The induction of pericytes is essential for the development of normally functioning capillary vessels 32, 34. However, prior studies have shown the intratumoral microvessels of human colorectal cancer to be covered by numerous pericytes, which protect vascular endothelial cells from antiangiogenic therapy 35, 36. Although a therapy targeting VEGF receptors on immature neovessels in tumors has attracted attention as a new approach for antiangiogenic therapy 37, 38, its therapeutic effect is insufficient because of abnormal induction of pericytes in tumor tissue. In RCC, the overall response rate to sunitinib has been reported to be greater in the high‐pericyte‐coverage group than in the low‐pericyte‐coverage group 39. Additionally, increased extracellular matrices in solid tumors elevate interstitial pressure, in turn reducing the tissue distributions of antitumor drugs 40 which suggests the importance of the role of the PDGF‐receptor signaling pathway in controlling the interstitial pressure in tumors 40, 41. This study revealed that the abnormal induction of pericytes could not be inhibited by everolimus but could be mediated by sunitinib through the inhibition of PDGF‐Rβ. Furthermore, type‐1 collagen, an extracellular matrix, was significantly reduced by sunitinib to a greater degree than by everolimus. These observations demonstrate that the use of drugs to inhibit PDGF‐receptor signaling, such as sunitinib, reduced interstitial pressure and therefore may increase the tissue distribution of concurrently administered drugs.

Finally, CAFs promote the growth and metastasis of tumors 12, 13, 14. In RCC, the interaction of CAFs with RCC cell lines stimulates tumor cell proliferation and migration 42. Our study revealed that CAFs in RCC expressed PDGF‐Rβ and were significantly inactivated by sunitinib. Similarly, the development of new blood vessels in tumors was also significantly inhibited by sunitinib.

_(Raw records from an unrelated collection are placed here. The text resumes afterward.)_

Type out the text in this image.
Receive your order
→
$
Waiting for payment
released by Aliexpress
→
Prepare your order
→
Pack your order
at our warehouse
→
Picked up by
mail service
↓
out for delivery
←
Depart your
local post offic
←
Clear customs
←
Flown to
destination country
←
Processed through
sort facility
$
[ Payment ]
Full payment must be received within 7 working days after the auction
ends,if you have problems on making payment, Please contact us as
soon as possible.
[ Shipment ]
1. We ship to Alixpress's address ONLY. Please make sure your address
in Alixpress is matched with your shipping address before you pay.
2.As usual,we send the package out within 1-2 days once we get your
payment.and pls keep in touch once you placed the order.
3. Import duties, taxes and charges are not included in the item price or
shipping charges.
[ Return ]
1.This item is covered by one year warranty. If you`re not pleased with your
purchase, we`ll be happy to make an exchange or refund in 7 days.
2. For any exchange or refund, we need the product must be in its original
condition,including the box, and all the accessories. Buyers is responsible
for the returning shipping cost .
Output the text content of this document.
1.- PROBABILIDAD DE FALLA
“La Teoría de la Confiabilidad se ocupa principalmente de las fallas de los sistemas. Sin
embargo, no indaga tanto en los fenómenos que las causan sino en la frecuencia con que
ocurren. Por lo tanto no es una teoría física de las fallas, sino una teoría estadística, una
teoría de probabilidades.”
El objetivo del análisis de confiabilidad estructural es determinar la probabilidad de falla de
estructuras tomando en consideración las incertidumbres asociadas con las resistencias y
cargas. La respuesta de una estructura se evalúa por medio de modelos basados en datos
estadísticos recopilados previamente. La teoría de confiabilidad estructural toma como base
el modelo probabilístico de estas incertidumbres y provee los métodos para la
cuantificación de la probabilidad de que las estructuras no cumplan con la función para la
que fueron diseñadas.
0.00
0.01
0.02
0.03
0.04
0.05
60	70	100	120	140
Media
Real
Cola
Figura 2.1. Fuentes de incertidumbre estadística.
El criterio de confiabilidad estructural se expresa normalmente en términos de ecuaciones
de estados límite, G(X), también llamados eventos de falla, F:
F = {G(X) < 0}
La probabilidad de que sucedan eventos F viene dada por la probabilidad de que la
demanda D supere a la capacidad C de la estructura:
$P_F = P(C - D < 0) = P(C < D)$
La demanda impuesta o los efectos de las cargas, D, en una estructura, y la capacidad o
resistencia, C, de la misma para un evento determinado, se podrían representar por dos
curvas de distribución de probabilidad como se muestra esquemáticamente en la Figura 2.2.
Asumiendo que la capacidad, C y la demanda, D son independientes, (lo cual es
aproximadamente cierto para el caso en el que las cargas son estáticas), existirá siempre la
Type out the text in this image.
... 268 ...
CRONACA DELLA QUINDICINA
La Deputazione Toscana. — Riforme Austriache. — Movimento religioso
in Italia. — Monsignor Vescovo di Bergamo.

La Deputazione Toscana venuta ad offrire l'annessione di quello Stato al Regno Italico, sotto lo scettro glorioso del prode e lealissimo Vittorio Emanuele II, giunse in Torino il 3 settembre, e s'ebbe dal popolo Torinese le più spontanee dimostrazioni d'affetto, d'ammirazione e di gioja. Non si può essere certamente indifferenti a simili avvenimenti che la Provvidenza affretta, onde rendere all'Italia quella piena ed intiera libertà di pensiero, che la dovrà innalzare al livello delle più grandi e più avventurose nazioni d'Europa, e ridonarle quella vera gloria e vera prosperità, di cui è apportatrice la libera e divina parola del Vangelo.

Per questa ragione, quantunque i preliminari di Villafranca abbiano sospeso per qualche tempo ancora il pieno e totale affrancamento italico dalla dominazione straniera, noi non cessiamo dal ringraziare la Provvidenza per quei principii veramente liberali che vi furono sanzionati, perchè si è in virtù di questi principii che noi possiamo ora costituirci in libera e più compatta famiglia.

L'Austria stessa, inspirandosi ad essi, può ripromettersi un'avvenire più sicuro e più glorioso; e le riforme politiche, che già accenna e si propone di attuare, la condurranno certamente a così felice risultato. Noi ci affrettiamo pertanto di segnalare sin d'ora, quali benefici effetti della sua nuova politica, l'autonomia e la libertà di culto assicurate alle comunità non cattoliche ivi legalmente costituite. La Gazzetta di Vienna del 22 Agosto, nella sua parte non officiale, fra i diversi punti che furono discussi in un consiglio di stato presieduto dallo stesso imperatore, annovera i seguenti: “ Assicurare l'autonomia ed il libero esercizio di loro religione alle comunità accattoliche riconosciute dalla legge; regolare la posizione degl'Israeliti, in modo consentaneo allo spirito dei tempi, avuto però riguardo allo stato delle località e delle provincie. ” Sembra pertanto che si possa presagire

In conclusion, everolimus significantly inhibited the proliferation of cancer cells to a greater degree than sunitinib, whereas sunitinib inhibited interstitial responses and also reduced interstitial pressure. In RCC, cancerous interstitial tissues are activated by PDGF‐BB produced by cancer cells. Our results suggest that a therapy combining everolimus and sunitinib would likely be effective toward inhibiting a cancer microenvironment consisting of both cancer cells and stromal cells. Overall, our observations indicate that a combination therapeutic strategy employing both mTOR inhibitors and tyrosine kinase inhibitors would provide a novel approach to treating RCC.

Conflict of Interest

None declared.

Acknowledgments

This work was performed with the invaluable cooperation of the Analysis Center of Life Science and Institute of Laboratory Animal Science (Hiroshima University, Hiroshima, Japan). We thank Novartis Pharma K.K. (Tokyo, Japan) for providing the everolimus.